In the freezing early hours of February 3, 1943, the American troop ship U.S.A.T. Dorchester was crossing the Atlantic, bound for an Army base on Greenland. These were treacherous waters; German U-boats had already sunk a number of American ships in the area, and the crew was on high alert. One hundred miles from its destination, the Dorchester was blasted in its side by a German torpedo. The ship, designed for 400 passengers, was crammed with 902 servicemen, and those who weren’t killed in the explosion scrambled in a panic to the lifeboats. The ship was sinking fast.

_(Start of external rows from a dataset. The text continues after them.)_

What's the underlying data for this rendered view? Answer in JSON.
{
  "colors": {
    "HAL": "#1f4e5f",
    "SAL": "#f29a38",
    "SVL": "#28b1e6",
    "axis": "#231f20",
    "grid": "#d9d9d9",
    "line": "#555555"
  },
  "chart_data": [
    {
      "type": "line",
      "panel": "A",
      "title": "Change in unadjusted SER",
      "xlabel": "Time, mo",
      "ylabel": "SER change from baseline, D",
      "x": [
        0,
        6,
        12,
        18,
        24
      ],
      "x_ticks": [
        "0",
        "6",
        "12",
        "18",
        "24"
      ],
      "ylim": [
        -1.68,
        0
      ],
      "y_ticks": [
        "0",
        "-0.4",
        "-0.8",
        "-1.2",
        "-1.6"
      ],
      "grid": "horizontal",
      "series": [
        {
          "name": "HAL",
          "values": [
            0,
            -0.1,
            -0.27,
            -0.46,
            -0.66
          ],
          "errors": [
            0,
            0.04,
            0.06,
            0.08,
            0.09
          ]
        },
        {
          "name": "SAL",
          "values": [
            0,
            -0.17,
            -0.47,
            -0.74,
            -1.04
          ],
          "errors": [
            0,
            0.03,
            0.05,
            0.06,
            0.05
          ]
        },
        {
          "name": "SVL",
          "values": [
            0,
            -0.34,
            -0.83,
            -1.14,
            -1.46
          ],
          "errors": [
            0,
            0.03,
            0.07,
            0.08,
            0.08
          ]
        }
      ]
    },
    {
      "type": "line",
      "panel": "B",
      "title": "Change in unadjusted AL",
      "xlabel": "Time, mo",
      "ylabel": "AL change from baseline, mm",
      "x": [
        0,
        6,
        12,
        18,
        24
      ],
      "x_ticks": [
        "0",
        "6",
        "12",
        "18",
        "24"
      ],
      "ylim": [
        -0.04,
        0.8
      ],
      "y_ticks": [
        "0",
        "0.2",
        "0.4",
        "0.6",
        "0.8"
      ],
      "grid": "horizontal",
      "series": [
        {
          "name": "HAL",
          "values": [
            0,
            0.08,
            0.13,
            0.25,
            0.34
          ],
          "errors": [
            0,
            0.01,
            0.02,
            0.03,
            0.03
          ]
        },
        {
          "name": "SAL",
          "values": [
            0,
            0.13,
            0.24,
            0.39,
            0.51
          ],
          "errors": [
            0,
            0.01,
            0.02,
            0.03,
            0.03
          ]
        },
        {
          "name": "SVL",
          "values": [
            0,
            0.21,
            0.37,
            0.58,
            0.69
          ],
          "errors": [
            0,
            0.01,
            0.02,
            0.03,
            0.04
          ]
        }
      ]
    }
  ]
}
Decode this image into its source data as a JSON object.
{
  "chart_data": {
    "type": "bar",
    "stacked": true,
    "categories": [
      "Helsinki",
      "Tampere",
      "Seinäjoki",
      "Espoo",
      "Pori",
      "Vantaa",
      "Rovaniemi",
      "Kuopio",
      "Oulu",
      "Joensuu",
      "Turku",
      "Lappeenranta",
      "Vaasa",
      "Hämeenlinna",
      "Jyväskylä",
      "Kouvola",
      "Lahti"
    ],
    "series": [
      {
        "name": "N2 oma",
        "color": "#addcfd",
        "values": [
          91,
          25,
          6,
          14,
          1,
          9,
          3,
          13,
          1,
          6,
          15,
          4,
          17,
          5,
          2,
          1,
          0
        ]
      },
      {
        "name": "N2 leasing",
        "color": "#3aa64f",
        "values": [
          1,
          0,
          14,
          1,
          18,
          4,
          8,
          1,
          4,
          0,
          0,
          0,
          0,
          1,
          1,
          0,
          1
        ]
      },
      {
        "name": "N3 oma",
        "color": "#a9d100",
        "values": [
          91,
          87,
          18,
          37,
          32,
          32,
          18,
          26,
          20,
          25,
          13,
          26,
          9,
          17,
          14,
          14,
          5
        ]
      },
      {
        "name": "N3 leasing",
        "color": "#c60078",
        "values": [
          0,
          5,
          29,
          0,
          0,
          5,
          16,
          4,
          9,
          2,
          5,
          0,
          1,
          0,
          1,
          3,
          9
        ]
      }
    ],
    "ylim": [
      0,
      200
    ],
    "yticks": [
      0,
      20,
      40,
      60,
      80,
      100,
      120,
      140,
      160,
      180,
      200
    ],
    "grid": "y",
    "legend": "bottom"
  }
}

But in the midst of the chaos, four chaplains stood on the deck, calmly handing out life jackets. They were a Methodist minister, a Roman Catholic priest, a Dutch Reformed minister, and a rabbi: 32-year old Rabbi Alexander Goode.

Rabbi Goode had been among the 550,000 Jewish-American soldiers who enlisted in the U.S. Armed Forces during World War II. Born the son of a prominent Brooklyn rabbi, Goode had been living a comfortable and fulfilling life as the rabbi of Temple Beth Israel in York, Pennsylvania, where he lived with his wife and young daughter. There, Rabbi Goode had also founded a mixed-race Boy Scout troop, which became the very first in the United States to offer Catholic, Jewish and Protestant awards. But Rabbi Goode insisted upon serving his country (after he was turned down by the Navy, he joined the Army) and following the bombing of Pearl Harbor, began active duty by attending the Chaplains School at Harvard. There, he met Reverend George Fox, Father John Washington and Reverend Clark Poling — the very same three chaplains with whom, a year later, he’d be on the deck of the sinking Dorchester.

The four chaplains remained calm and courageous. They helped organize the panicked men and distributed lifejackets. When no lifejackets were left, the chaplains each gave their own to a serviceman. After the last lifeboat was filled, the chaplains remained behind to pray with those unable to escape. Survivors later recalled that in their last glimpses of the four chaplains, they were standing on the deck, arms linked, voices raised in prayer.

With only 230 survivors, the sinking of the Dorchester became one of the worst American naval tragedies of World War II. But the death toll would have been higher were it not for the quartet who became known as “The Immortal Chaplains.” Each was posthumously awarded a Purple Heart and the Distinguished Service Cross. A postage stamp was issued in their honor. In 1951, President Harry Truman dedicated a chapel in their memory; called the Chapel of Four Chaplains, it’s located right here in Philadelphia, at the Navy Yard. This Memorial Day, as we remember those who gave their lives for our country, we honor the memory of Rabbi Goode — the first Jewish-American chaplain lost in U.S. military service — and his fellow clergy, who saved lives by sacrificing their own.